Ils naissent d’un feulement léger, d’un simple courant d’air, d’une idée puis d’une autre, ils s’enchainent, se déchainent et m’emportent au loin dans leur danse insensée, dans une chaconne débridée où chacun appelle un autre et forment une suite qui jamais ne se tait.
Encore faut-il prendre garde à ne pas les brusquer, à les laisser filer sans les perdre ni les rompre, ne pas trop les serrer, juste l’espace, juste le temps, ce soupir, ce battement, ces petits bouts de rien qui régulent la chaîne et libèrent les phrases.

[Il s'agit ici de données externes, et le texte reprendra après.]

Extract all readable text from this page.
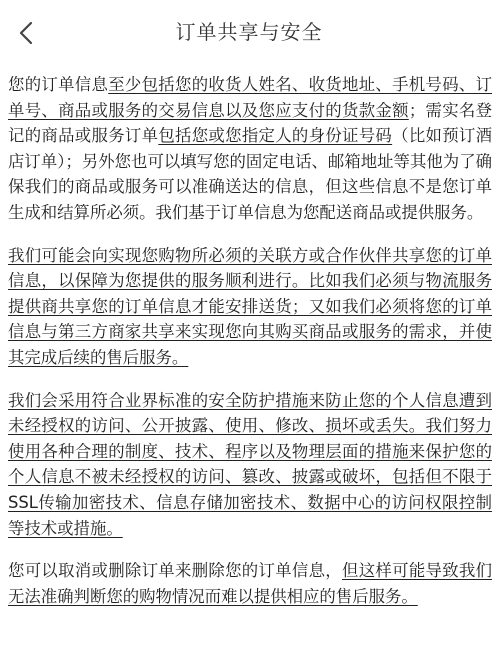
订单共享与安全

您的订单信息至少包括您的收货人姓名、收货地址、手机号码、订单号、商品或服务的交易信息以及您应支付的货款金额；需实名登记的商品或服务订单包括您或您指定人的身份证号码（比如预订酒店订单）；另外您也可以填写您的固定电话、邮箱地址等其他为了确保我们的商品或服务可以准确送达的信息，但这些信息不是您订单生成和结算所必须。我们基于订单信息为您配送商品或提供服务。

我们可能会向实现您购物所必须的关联方或合作伙伴共享您的订单信息，以保障为您提供的服务顺利进行。比如我们必须与物流服务提供商共享您的订单信息才能安排送货；又如我们必须将您的订单信息与第三方商家共享来实现您向其购买商品或服务的需求，并使其完成后续的售后服务。

我们会采用符合业界标准的安全防护措施来防止您的个人信息遭到未经授权的访问、公开披露、使用、修改、损坏或丢失。我们努力使用各种合理的制度、技术、程序以及物理层面的措施来保护您的个人信息不被未经授权的访问、篡改、披露或破坏，包括但不限于SSL传输加密技术、信息存储加密技术、数据中心的访问权限控制等技术或措施。

您可以取消或删除订单来删除您的订单信息，但这样可能导致我们无法准确判断您的购物情况而难以提供相应的售后服务。
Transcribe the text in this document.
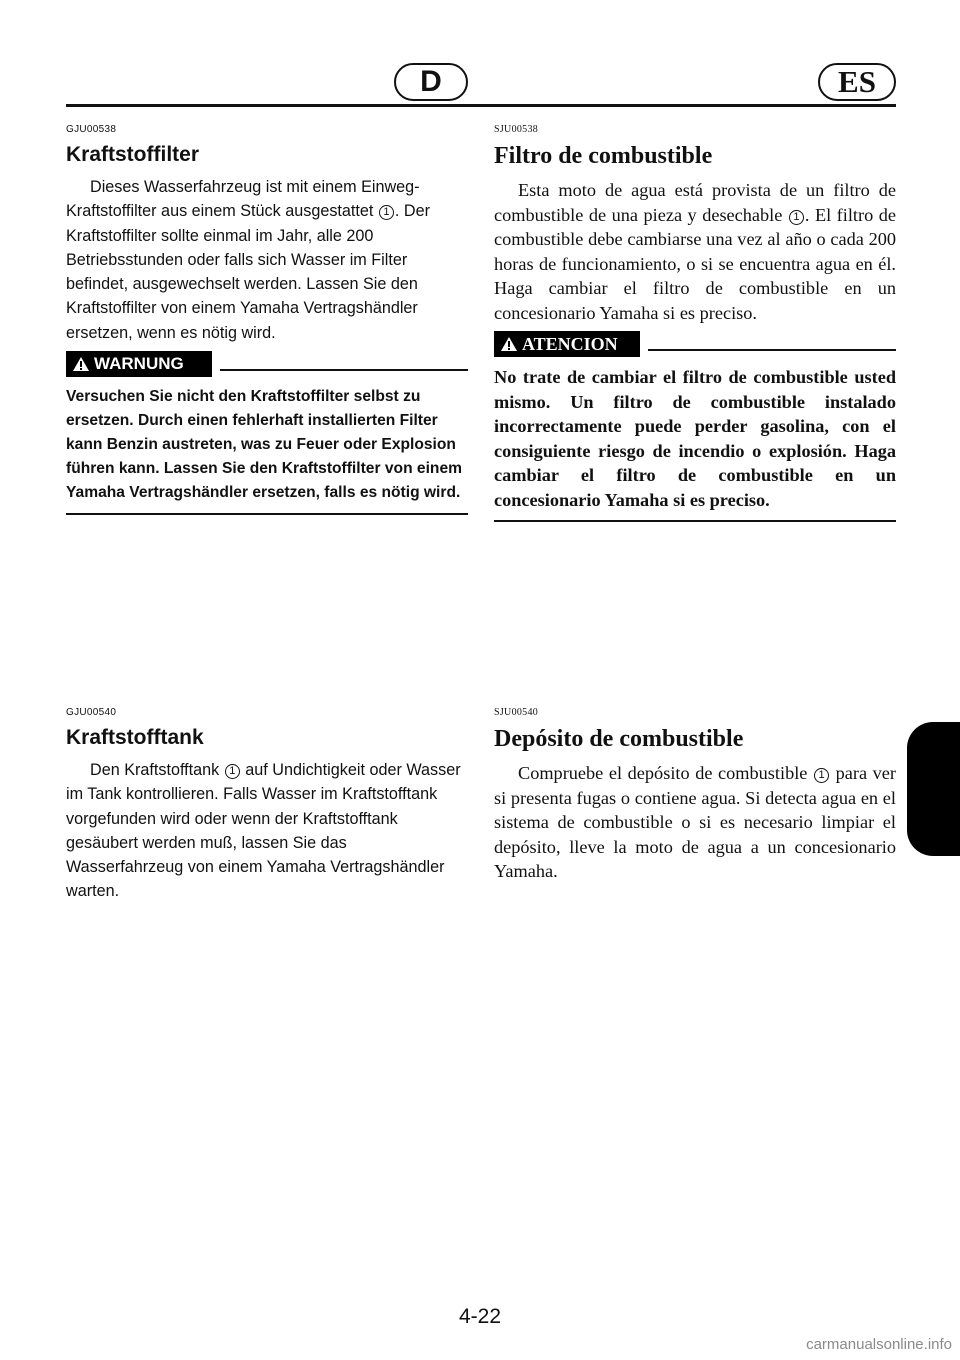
D	ES

GJU00538

Kraftstoffilter

Dieses Wasserfahrzeug ist mit einem Einweg-Kraftstoffilter aus einem Stück ausgestattet 1 . Der Kraftstoffilter sollte einmal im Jahr, alle 200 Betriebsstunden oder falls sich Wasser im Filter befindet, ausgewechselt werden. Lassen Sie den Kraftstoffilter von einem Yamaha Vertragshändler ersetzen, wenn es nötig wird.

WARNUNG

Versuchen Sie nicht den Kraftstoffilter selbst zu ersetzen. Durch einen fehlerhaft installierten Filter kann Benzin austreten, was zu Feuer oder Explosion führen kann. Lassen Sie den Kraftstoffilter von einem Yamaha Vertragshändler ersetzen, falls es nötig wird.

SJU00538

Filtro de combustible

Esta moto de agua está provista de un filtro de combustible de una pieza y desechable 1 . El filtro de combustible debe cambiarse una vez al año o cada 200 horas de funcionamiento, o si se encuentra agua en él. Haga cambiar el filtro de combustible en un concesionario Yamaha si es preciso.

ATENCION

No trate de cambiar el filtro de combustible usted mismo. Un filtro de combustible instalado incorrectamente puede perder gasolina, con el consiguiente riesgo de incendio o explosión. Haga cambiar el filtro de combustible en un concesionario Yamaha si es preciso.

GJU00540

Kraftstofftank

Den Kraftstofftank 1 auf Undichtigkeit oder Wasser im Tank kontrollieren. Falls Wasser im Kraftstofftank vorgefunden wird oder wenn der Kraftstofftank gesäubert werden muß, lassen Sie das Wasserfahrzeug von einem Yamaha Vertragshändler warten.

SJU00540

Depósito de combustible

Compruebe el depósito de combustible 1 para ver si presenta fugas o contiene agua. Si detecta agua en el sistema de combustible o si es necesario limpiar el depósito, lleve la moto de agua a un concesionario Yamaha.

4-22
carmanualsonline.info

Mes textes sont indomptables, à chacun leur esprit, à chaque lettre son âme et mes doigts se déplacent pour en saisir la suite sans jamais n’y cerner ni début ni dessein. Alors, automate inspiré, je pose ces messages comme réceptacle des sens, dans l’oubli de l’essence.
Le ciel est bleu dehors, juste quelques moutons, un rai ocre dans le lointain alors que le train engouffre lieue après lieue, insatiable mangeur de rail qui zèbre la campagne d’un fuselage argent. Où est la poésie ? Elle est sur le faît des arbres que lèche une lueur du soir et en embrase la cime.
Cela commence de bon matin. On allume la bougie, s’assoit seul face à ce gouffre de lumière, se détend
Je suis l’inamovible, l’immortel, l’infini, celui qui plonge à l’horizon, celui qui grimpe à perdre haleine.
Je suis ce mont inexpugnable, ce Yama d’humanité et mes pensées s’y plongent et retombent sur ses flancs.
Je suis enfin, je suis ! Un instant de présent, un moment, dix minutes, le temps de reprendre le souffle de mes pensées, de mes idées, de qui je suis.
Je suis l’inamovible, l’imputrescible, celui qui est, celui qui fut, celui qui dure. Etrangeté de l’âme de se retrouver happé par cette image si inhumaine…
Reprendre l’habitude de ces moments de pause, de calme, d’apaisement
Je suis la colline, le mont venteux autour duquel s’accrochent les vents, les pensées.
Picotement des doigts posés sur les genoux, la flamme emplit ma vue, le feu apaise mon âme. Chancelant, je danse au vent. Mes pensées sont posées, calmées, apaisées.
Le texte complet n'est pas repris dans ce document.